The Manda "cattle crush" is the first of several sites the 350th CACOM FXSP and their Kenyan partners visited in the region.

"Yesterday, being the first day of the VETCAP, was our initial opportunity to partner with the Kenyan veterinary staff, the veterinarians and the local technicians. Our goal was to facilitate and to work in a supportive role for them while they actually conducted the vaccination injections. The idea of doing the veterinary work while we were in a supportive role in the background is absolutely what our goal is and what our focus and what our mission is," said Army Capt. Catherine I. Williams, 350th CACOM FXSP lead veterinarian.

"It was a great first day. We (also) got to work with the Kenya Red Cross and the National Youth Service. They did a great job helping move the goats and working with the animal herdsman. I was really pleased with their [Kenyans] work ethic. They were willing to get in there and get dirty and get the herds run through. I think it’s going to be a great mission," said Army Capt. Karin Hamilton, 350th CACOM FXSP veterinary corps officer.

According to the team, things will get a little more complex at the next VETCAP site.

"We look forward to seeing how the next several days go when we start adding cattle – we start working cattle and chickens and goats at the same time. Yesterday was a fairly slow paced day and I think it was important for us to work out any potential problems and kinks in our system," Williams added.

The VETCAP personnel expect to treat over 20,000 animals during their current mission, where at its peak they expect to take care of over 10,000 animals in a single day.

An Army Reservist and veteran of seven other VETCAPs during this deployment, Williams is a private veterinary practitioner in Fayetteville, Ark., which is also her hometown. She is part of the 7307th Medical Exercise Support Battalion at Fort Sam Houston and is deployed with the 422nd Medical Detachment, currently attached to CJTF-HOA’s 350th CACOM FXSP.

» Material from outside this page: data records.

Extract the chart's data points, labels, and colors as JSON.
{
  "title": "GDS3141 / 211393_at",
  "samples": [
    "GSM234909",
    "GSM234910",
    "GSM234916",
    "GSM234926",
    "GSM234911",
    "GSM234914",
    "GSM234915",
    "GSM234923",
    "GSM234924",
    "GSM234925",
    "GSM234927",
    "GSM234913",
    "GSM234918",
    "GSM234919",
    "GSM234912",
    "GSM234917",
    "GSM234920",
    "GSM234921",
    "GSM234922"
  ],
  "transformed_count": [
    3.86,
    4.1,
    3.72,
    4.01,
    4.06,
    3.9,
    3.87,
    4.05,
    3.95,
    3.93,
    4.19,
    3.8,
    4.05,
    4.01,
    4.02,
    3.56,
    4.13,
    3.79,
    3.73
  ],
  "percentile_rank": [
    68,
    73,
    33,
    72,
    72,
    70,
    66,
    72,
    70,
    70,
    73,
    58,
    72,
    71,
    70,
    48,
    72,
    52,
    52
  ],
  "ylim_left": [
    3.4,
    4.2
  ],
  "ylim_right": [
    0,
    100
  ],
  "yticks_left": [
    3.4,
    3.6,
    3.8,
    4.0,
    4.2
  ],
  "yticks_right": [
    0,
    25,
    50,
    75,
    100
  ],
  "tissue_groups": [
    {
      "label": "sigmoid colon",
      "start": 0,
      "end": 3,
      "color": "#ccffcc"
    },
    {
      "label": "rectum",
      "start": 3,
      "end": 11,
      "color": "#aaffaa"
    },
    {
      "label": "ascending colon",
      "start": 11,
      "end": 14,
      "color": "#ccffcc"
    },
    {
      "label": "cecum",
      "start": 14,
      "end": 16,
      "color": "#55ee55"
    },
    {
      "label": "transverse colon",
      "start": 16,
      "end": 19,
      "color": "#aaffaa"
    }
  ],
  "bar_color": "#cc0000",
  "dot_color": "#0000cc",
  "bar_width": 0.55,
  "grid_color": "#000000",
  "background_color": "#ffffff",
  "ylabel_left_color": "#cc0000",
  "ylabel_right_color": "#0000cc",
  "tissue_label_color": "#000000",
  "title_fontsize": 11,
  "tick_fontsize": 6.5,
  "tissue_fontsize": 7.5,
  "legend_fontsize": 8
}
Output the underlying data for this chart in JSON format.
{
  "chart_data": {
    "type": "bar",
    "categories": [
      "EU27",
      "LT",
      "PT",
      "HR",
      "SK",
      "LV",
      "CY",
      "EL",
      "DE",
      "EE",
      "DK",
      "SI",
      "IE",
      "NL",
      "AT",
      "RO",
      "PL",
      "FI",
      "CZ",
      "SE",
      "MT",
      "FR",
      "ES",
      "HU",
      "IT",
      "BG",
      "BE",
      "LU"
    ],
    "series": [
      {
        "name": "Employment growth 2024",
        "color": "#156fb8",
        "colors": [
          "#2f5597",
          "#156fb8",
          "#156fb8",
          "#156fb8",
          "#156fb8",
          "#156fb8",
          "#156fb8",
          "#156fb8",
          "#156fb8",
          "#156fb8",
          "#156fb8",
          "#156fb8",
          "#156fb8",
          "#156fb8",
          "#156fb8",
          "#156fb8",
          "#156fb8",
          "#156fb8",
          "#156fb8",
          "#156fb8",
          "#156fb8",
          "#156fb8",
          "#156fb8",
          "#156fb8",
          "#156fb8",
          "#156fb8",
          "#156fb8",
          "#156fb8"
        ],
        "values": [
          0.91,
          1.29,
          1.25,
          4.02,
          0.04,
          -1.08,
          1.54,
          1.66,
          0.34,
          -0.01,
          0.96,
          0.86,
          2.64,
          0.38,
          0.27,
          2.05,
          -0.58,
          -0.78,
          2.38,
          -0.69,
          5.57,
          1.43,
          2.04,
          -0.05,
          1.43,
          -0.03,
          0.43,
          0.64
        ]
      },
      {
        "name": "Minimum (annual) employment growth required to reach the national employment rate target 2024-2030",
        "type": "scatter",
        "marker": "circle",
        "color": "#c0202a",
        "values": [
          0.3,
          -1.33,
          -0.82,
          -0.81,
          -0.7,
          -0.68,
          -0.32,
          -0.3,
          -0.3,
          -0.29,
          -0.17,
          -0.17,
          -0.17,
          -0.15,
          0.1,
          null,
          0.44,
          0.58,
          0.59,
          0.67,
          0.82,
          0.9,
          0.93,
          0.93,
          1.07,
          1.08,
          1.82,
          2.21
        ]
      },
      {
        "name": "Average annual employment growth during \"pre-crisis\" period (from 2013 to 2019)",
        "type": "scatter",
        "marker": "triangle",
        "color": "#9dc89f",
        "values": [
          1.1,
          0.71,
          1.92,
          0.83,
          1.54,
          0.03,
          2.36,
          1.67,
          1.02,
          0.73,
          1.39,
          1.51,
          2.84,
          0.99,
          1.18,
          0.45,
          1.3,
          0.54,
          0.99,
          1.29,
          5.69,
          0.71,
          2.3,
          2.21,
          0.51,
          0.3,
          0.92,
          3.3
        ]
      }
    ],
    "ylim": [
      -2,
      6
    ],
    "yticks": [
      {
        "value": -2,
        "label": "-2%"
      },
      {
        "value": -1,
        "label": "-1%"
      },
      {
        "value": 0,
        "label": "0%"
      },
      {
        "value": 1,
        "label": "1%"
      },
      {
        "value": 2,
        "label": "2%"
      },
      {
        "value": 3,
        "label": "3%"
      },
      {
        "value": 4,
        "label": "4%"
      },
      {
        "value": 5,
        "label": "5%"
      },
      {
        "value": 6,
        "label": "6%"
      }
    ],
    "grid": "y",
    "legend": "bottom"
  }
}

Hamilton is an active duty Soldier deployed from Veterinary Command at Fort Sill, Okla., and claims both Virginia Beach, Va., and South Sutton, N.H., as her hometowns. She recently completed an extensive VETCAP mission in Uganda, where she assisted in the treatment over 30,000 animals.

The mission of CJTF-HOA is to prevent conflict, promote regional stability, and to protect coalition interests in order to prevail against extremism.